If you look around you’ll see both of these spiritual diseases are common enough. Christ gives us the cure. Because we, too, can say that for us, life is Christ and death is gain.

Otherwise, we’ll be tempted to see our lives like the workers in Jesus’ parable. They put in the time, they suffered through the toil, and now they want their reward. A sense of justice gets distorted into a sense of entitlement. And most of all they want to know that they’re better off than the less deserving! But the master doesn’t work that way, and everyone gets a full wage just for showing up. Some showed up early and some showed up late; they all got a full wage. Some presumably worked harder than others, and some presumably brought more skills and strength; they all got a full wage.

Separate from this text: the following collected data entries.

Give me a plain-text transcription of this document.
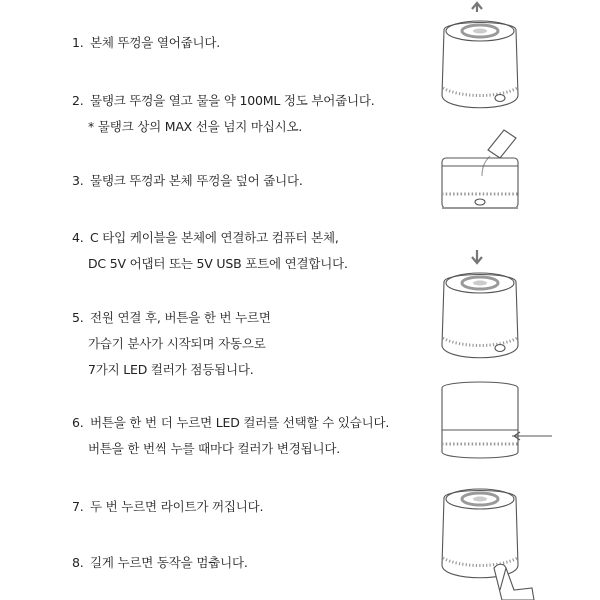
1. 본체 뚜껑을 열어줍니다.
2. 물탱크 뚜껑을 열고 물을 약 100ML 정도 부어줍니다.
* 물탱크 상의 MAX 선을 넘지 마십시오.
3. 물탱크 뚜껑과 본체 뚜껑을 덮어 줍니다.
4. C 타입 케이블을 본체에 연결하고 컴퓨터 본체,
DC 5V 어댑터 또는 5V USB 포트에 연결합니다.
5. 전원 연결 후, 버튼을 한 번 누르면
가습기 분사가 시작되며 자동으로
7가지 LED 컬러가 점등됩니다.
6. 버튼을 한 번 더 누르면 LED 컬러를 선택할 수 있습니다.
버튼을 한 번씩 누를 때마다 컬러가 변경됩니다.
7. 두 번 누르면 라이트가 꺼집니다.
8. 길게 누르면 동작을 멈춥니다.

Now here’s a critical question about this parable: If the landowner is our God, and we are the workers, then what exactly is the wage? What exactly is the reward that everyone is given just for showing up, early or late, weak or strong?

It’s God, of course. God gives us Himself. And now you see how preposterous it is to haggle or complain. And you see how of course God will give the full gift to the latecomer, because there is no rationing a love like this.

Your life is not just putting in time and labor to earn a reward when you die. Your life is not and never will be burden, and your death is not and never will be a thing to fear. You are Christ’s, and Christ is God’s, and that’s everything. There is no rationing. There is no haggling. There is only the total self-gift of God.

And that’s why we, like Paul, can consider these massive questions that occupy the world with a sort of a shrug. Will I live or will I die? How long will I live? Will my life be easy or hard, rich or poor, healthy or sickly? Do we have enough faith to respond like St. Paul… with something almost like a shrug… we don’t know and it’s not so important. This is what we know, and this is what matters: we belong to Christ. Not later, now! We have eternal life in His Body and Blood: not later, now. The fullness of our salvation is yet to come, but that can happen in God’s way and in God’s time. We’re not afraid, but neither are we in a hurry. We’ll work in the field for as long as we’re asked because we know that whether we live or die, we are the Lord’s.


If your party is just getting started, don’t fear the progression of time. There are better things upward and onward. And if your evening grows long and tiring, remember with St. Paul: in life and in death, you give glory to God, and God’s gift to you is Himself. He would give you nothing less. Not later, now.